The first room of the exhibition will focus on the themes of authoritarianism and fascism via the artist’s exploration of memory and authority. The idea of repression is examined, highlighting homophobia whilst drawing on Spain’s dictatorship under General Franco (1939-75).

“For Barcelona, it seemed important to begin with a room devoted to the works that engage most clearly with right-wing politics, and how they might be seen in relation to the dictatorship in Spain. I have a long fascination with the Spanish Civil War… and it was evident to me that the work could be incredibly powerful shown here in Barcelona given the history of the city through that time and its reverberations since,” Barson says.

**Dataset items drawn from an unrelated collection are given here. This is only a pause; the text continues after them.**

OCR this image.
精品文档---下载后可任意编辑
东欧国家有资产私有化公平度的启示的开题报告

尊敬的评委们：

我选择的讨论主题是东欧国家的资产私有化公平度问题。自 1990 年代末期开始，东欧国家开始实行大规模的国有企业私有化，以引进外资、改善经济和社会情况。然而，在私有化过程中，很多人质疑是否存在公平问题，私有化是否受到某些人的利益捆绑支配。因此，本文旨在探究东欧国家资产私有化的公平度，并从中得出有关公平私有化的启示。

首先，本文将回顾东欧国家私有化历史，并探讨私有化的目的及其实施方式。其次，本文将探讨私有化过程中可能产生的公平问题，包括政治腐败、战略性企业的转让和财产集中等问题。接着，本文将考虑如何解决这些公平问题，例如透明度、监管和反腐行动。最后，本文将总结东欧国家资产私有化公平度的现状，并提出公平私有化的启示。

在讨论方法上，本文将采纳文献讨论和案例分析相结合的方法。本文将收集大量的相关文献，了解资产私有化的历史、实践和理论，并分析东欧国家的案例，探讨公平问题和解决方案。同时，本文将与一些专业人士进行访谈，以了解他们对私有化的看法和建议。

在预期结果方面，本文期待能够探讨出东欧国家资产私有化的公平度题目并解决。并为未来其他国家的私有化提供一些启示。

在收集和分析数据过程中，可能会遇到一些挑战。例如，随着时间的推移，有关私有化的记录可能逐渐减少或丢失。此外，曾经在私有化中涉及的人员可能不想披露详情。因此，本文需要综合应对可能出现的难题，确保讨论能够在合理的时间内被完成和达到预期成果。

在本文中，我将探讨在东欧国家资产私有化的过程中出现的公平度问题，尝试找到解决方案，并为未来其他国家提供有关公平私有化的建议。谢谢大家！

It is also significant that Gonzalez-Torres stayed in Spain as a boy on his way from Cuba to Puerto Rico in 1971. “It was an important and painful experience for him of the Franco era as it was of a very authoritarian and religious society”, she says.

Pursuing the theme of the deconstruction of the monument that permeates the artist’s work is also important, Barson stresses, highlighting how Gonzalez-Torres’s work remains politically pertinent. “What could be more relevant [linking] to the ways in which Franco has returned in recent years—the removal of his body from the Valle de los Caidos [late 2019], the rise of the populist right in Spain—as well as in the context of the current Black Lives Matter protests?” The themes of exile and freedom, along with militarism and machismo, will also be explored in the show.